Some organisms, such as salamanders, the simple Hydra,
and most plants have a greater capacity for regeneration
than others (e.g., humans) do, but even adult human bodies
contain pockets of stem cells with substantial regenerative
capacity. Recently, the discovery that zebrafish hearts are
capable of regeneration has led biologists to rethink the
notion that terminally differentiated tissues are incapable
of significant regrowth (Poss et al., 2002).

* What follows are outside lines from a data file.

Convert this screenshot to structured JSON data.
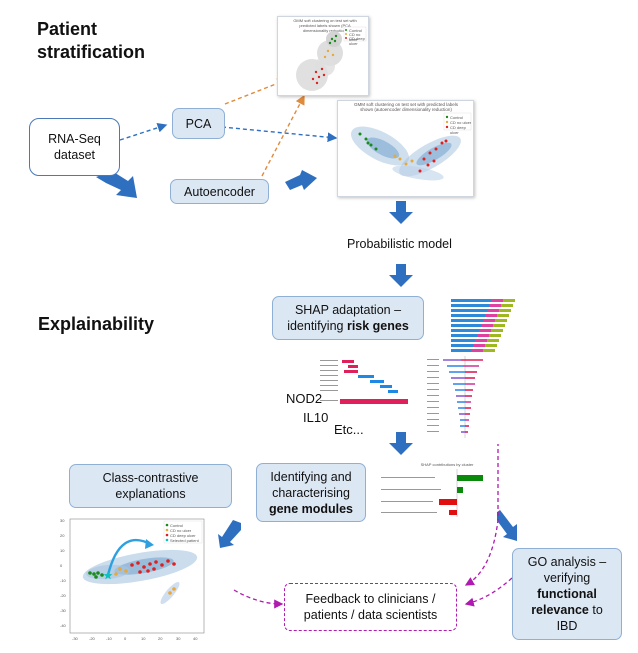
{
  "headings": {
    "stratification_line1": "Patient",
    "stratification_line2": "stratification",
    "explainability": "Explainability"
  },
  "nodes": {
    "rnaseq_line1": "RNA-Seq",
    "rnaseq_line2": "dataset",
    "pca": "PCA",
    "autoencoder": "Autoencoder",
    "probabilistic_model": "Probabilistic model",
    "shap_line1": "SHAP adaptation –",
    "shap_line2_prefix": "identifying ",
    "shap_line2_bold": "risk genes",
    "class_contrastive_line1": "Class-contrastive",
    "class_contrastive_line2": "explanations",
    "modules_line1": "Identifying and",
    "modules_line2": "characterising",
    "modules_line3_bold": "gene modules",
    "go_line1": "GO analysis –",
    "go_line2": "verifying",
    "go_line3_bold": "functional",
    "go_line4_bold": "relevance",
    "go_line4_suffix": " to",
    "go_line5": "IBD",
    "feedback_line1": "Feedback to clinicians /",
    "feedback_line2": "patients / data scientists"
  },
  "gene_labels": [
    "NOD2",
    "IL10",
    "Etc..."
  ],
  "thumbnails": {
    "gmm_pca_title": "GMM soft clustering on test set with predicted labels shown (PCA dimensionality reduction)",
    "gmm_ae_title": "GMM soft clustering on test set with predicted labels shown (autoencoder dimensionality reduction)",
    "legend": [
      "Control",
      "CD no ulcer",
      "CD deep ulcer"
    ],
    "legend_contrastive": [
      "Control",
      "CD no ulcer",
      "CD deep ulcer",
      "Selected patient"
    ],
    "shap_modules_title": "SHAP contributions by cluster",
    "contrastive_yticks": [
      "30",
      "20",
      "10",
      "0",
      "-10",
      "-20",
      "-30",
      "-40"
    ],
    "contrastive_xticks": [
      "-30",
      "-20",
      "-10",
      "0",
      "10",
      "20",
      "30",
      "40"
    ]
  },
  "colors": {
    "box_fill": "#dce7f4",
    "arrow_blue": "#2e6fc0",
    "dash_orange": "#e08a3c",
    "dash_magenta": "#b01ab0",
    "control": "#1a8a1a",
    "cd_no_ulcer": "#e8a83a",
    "cd_deep_ulcer": "#e02020",
    "selected": "#10c0c0"
  }
}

Given the continuity of evolutionary processes, that
evolution proceeds by descent by modification of ancestral
forms, it makes sense that the processes that guide
development of evolutionarily primitive multicellular
organisms (e.g., Hydra and many protists) apply, in large
measure and with appropriate modification or embellishment, to the development of complex, highly differentiated
organisms.
At some fundamental level, then, in terms of gene
transcription, synthesis of proteins, and degradation of
damaged or obsolete molecules and cells, the processes
that build multicellular organisms are very similar to those
that maintain and repair the adult body. They involve the
same genes, operating in the same cellular context,
interacting by the same kinds of feedback controls.
References
Fox-Keller, E. 2002. Making Sense of Life. Cambridge,
MA: Harvard University Press.
Harold, F. 2001. The Way of the Cell. New York, NY:
Oxford University Press.
Leroux, M.R. and Hartl, F.U. 2000. Protein Folding:
Versatility of the Cytosolic Chaperonin TRiC/CCT.
Current Biol. 10:R260-R264.
Poss, K.D., Wilson, L.G., and Keating, M.T. 2002. Heart
Regeneration in Zebrafish. Science 298:2188-2190.
Shin, T., Kraemer, D., Pryor, J., Liu, L., Howe, L., Buck,
S., Murphy, K., Lyons, L., and Westhusin, M. 2002. A Cat
Cloned by Nuclear Transplantation. Nature 415: 859.